Tuesday, October 23, 2007

Cheney: Iran Supports Terror, Threatens Middle East Peace

By Gerry J. Gilmore
American Forces Press Service

Oct. 22, 2007 - The regime in Iran actively supports
terrorism and is directly involved in efforts to disrupt U.S. and allied efforts to stabilize Iraq, Vice President Richard B. Cheney said during a speech yesterday. The Quds Force, a branch of Iran's Revolutionary Guard Corps, is trying to establish a terrorist organization within Iraq that's dedicated to destabilizing the Iraqi government, Cheney told members of the Washington Institute for Near East Policy at a gathering in Leesburg, Va.

"Operating largely in the shadows, Iran attempts to hide its hands through the use of militants who target and kill coalition and Iraqi security forces," Cheney said. "Iran's real agenda appears to include promoting violence against the coalition."

Army Gen. David H. Petraeus, the senior U.S. military commander in Iraq, believes that Iran-affiliated militants have provided weapons, training and funding that have been employed to kill U.S. troops in Iraq, Cheney said.

Iran has stirred up trouble across the Middle East since Islamic radicals toppled the country's government and seized power in 1979, Cheney said. Today, Iran is "the world's most active state sponsor of terror," the vice president said.

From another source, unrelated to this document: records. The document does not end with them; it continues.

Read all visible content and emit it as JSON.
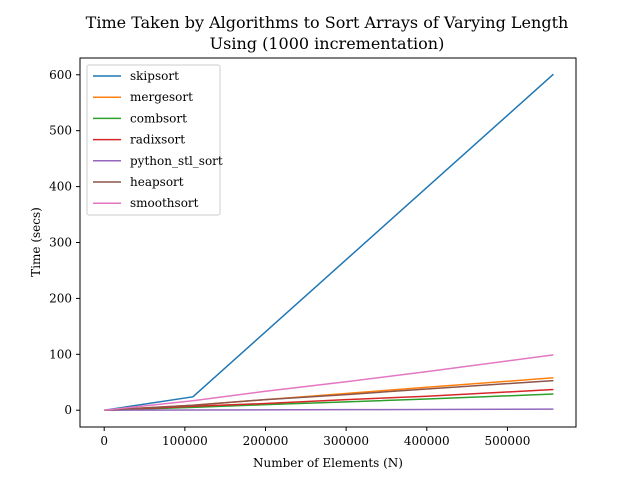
{
  "chart_data": {
    "type": "line",
    "title_line1": "Time Taken by Algorithms to Sort Arrays of Varying Length",
    "title_line2": "Using (1000 incrementation)",
    "xlabel": "Number of Elements (N)",
    "ylabel": "Time (secs)",
    "xlim": [
      -30000,
      585000
    ],
    "ylim": [
      -30,
      630
    ],
    "xticks": [
      0,
      100000,
      200000,
      300000,
      400000,
      500000
    ],
    "yticks": [
      0,
      100,
      200,
      300,
      400,
      500,
      600
    ],
    "grid": false,
    "legend_position": "top-left",
    "series": [
      {
        "name": "skipsort",
        "color": "#1f77b4",
        "points": [
          [
            0,
            0
          ],
          [
            110000,
            24
          ],
          [
            557000,
            601
          ]
        ]
      },
      {
        "name": "mergesort",
        "color": "#ff7f0e",
        "points": [
          [
            0,
            0
          ],
          [
            110000,
            9
          ],
          [
            200000,
            19
          ],
          [
            300000,
            30
          ],
          [
            400000,
            41
          ],
          [
            557000,
            58
          ]
        ]
      },
      {
        "name": "combsort",
        "color": "#2ca02c",
        "points": [
          [
            0,
            0
          ],
          [
            110000,
            5
          ],
          [
            200000,
            10
          ],
          [
            300000,
            15
          ],
          [
            400000,
            20
          ],
          [
            557000,
            29
          ]
        ]
      },
      {
        "name": "radixsort",
        "color": "#d62728",
        "points": [
          [
            0,
            0
          ],
          [
            110000,
            7
          ],
          [
            200000,
            12
          ],
          [
            300000,
            19
          ],
          [
            400000,
            25
          ],
          [
            557000,
            37
          ]
        ]
      },
      {
        "name": "python_stl_sort",
        "color": "#9467bd",
        "points": [
          [
            0,
            0
          ],
          [
            110000,
            0.5
          ],
          [
            300000,
            1
          ],
          [
            557000,
            2
          ]
        ]
      },
      {
        "name": "heapsort",
        "color": "#8c564b",
        "points": [
          [
            0,
            0
          ],
          [
            110000,
            9
          ],
          [
            200000,
            19
          ],
          [
            300000,
            28
          ],
          [
            400000,
            38
          ],
          [
            557000,
            53
          ]
        ]
      },
      {
        "name": "smoothsort",
        "color": "#e377c2",
        "points": [
          [
            0,
            0
          ],
          [
            110000,
            17
          ],
          [
            200000,
            34
          ],
          [
            300000,
            51
          ],
          [
            400000,
            69
          ],
          [
            557000,
            99
          ]
        ]
      }
    ]
  }
}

Meanwhile, the Iranian regime wants Iraq "to remain in a state of weakness," Cheney explained, so that Baghdad cannot contest Tehran's influence in the region.

Establishing lasting peace in the turbulent Middle East requires responsible conduct by regional governments, respect for the sovereignty of neighbors and compliance with international agreements, as well as peaceful words and peaceful actions, Cheney said.

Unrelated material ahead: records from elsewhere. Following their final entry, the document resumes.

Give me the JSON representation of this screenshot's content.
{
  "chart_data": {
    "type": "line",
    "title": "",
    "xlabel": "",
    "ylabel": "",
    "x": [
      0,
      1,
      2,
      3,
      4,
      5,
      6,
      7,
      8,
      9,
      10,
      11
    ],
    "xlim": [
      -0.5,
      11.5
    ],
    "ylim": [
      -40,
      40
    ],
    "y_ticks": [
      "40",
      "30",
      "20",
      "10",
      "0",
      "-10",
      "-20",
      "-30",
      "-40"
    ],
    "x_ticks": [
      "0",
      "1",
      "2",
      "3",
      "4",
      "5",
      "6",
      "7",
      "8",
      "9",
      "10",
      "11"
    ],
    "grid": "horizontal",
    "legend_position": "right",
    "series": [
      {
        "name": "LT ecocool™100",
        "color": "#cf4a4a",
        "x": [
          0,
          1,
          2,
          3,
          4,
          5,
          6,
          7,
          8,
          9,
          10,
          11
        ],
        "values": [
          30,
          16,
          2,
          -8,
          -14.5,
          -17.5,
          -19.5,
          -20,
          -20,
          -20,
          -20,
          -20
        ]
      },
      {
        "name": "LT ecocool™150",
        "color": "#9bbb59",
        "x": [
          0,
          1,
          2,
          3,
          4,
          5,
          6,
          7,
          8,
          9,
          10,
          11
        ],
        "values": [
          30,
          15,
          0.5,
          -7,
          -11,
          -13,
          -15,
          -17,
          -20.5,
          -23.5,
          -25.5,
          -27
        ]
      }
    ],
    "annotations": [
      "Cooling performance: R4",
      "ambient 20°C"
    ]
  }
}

However, Iran's actions over the past two decades have proved counterproductive to regional accord and constitute "a growing obstacle to peace in the Middle East," Cheney said.

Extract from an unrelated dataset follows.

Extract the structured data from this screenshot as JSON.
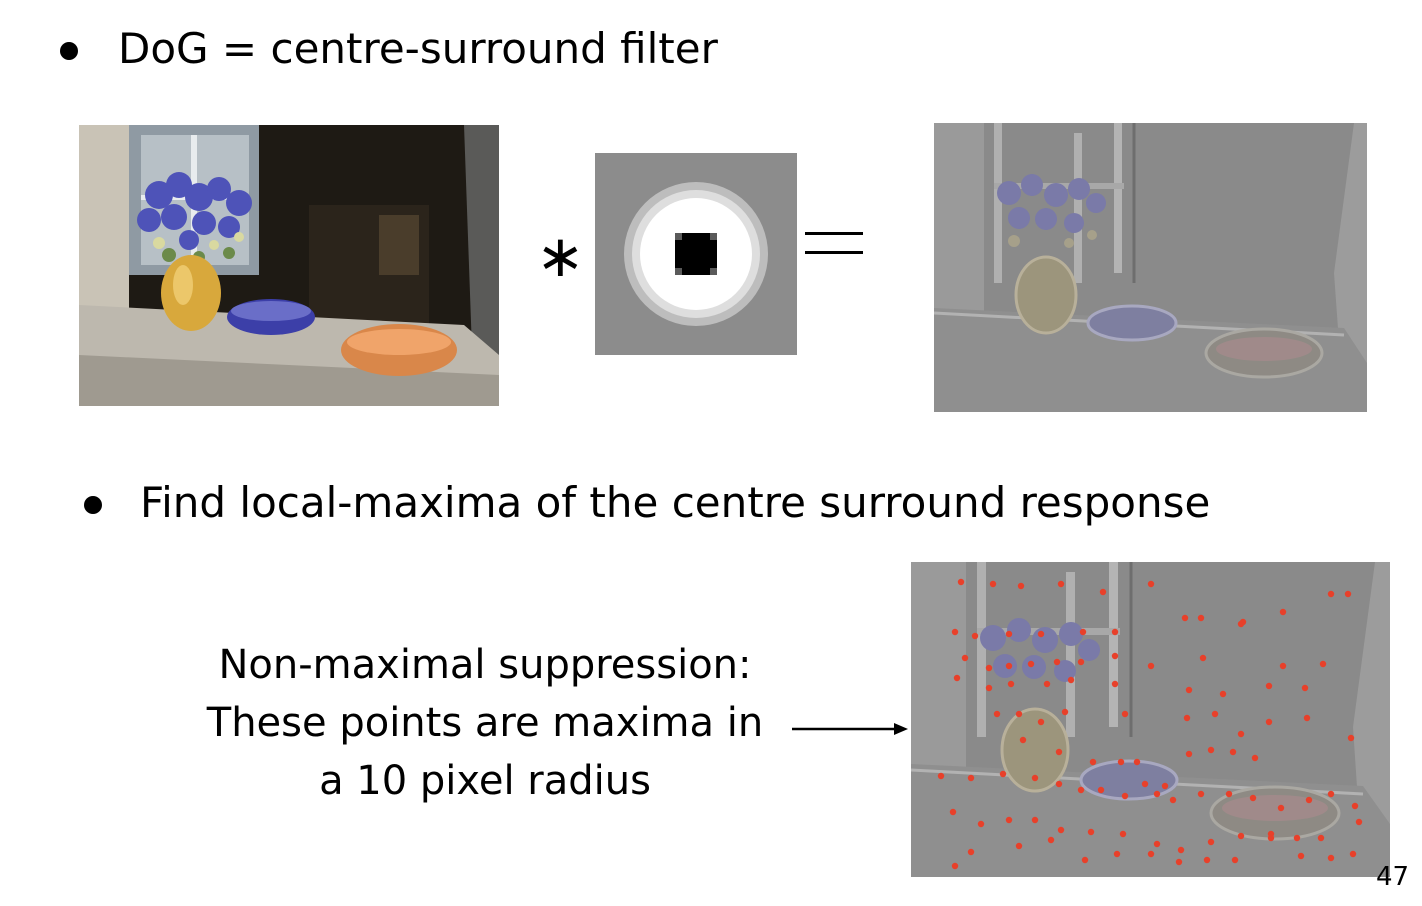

Iranian President Mahmoud Ahmadinejad has called for the destruction of Israel, Cheney pointed out. Meanwhile, Ahmadinejad's regime employs secret
police and rigorous censorship to control Iranian citizens' behavior. The Iranian people "have every right to be free from oppression, from economic deprivation and tyranny in their own country," Cheney said.

In light of Iran's efforts to destabilize the Middle East for its own gain, it is all too dangerous for peaceful nations of the world to allow it to pursue
technology that could be used to develop nuclear weapons, Cheney said.

"The Iranian regime needs to know that if it stays on its present course, the international community is prepared to impose serious consequences," Cheney said. "The United States joins other nations in sending a clear message: We will not allow Iran to have a nuclear weapon."

Meanwhile, the Iranian people need to know "that America respects them, cares about their troubles, and stands firmly on the side of liberty, human dignity and individual rights," Cheney said.

The United States and its allies aren't upset at the Iranian people, Cheney stressed. The issue of contention, he explained, involves the actions and ambitions of the current Iranian government.

"Given the nature of Iran's rulers, the declarations of the Iranian president, and the trouble the regime is causing throughout the region -- including direct involvement in the killing of Americans -- our country and the entire international community cannot stand by as a terror-supporting state fulfills its most aggressive ambitions," Cheney said.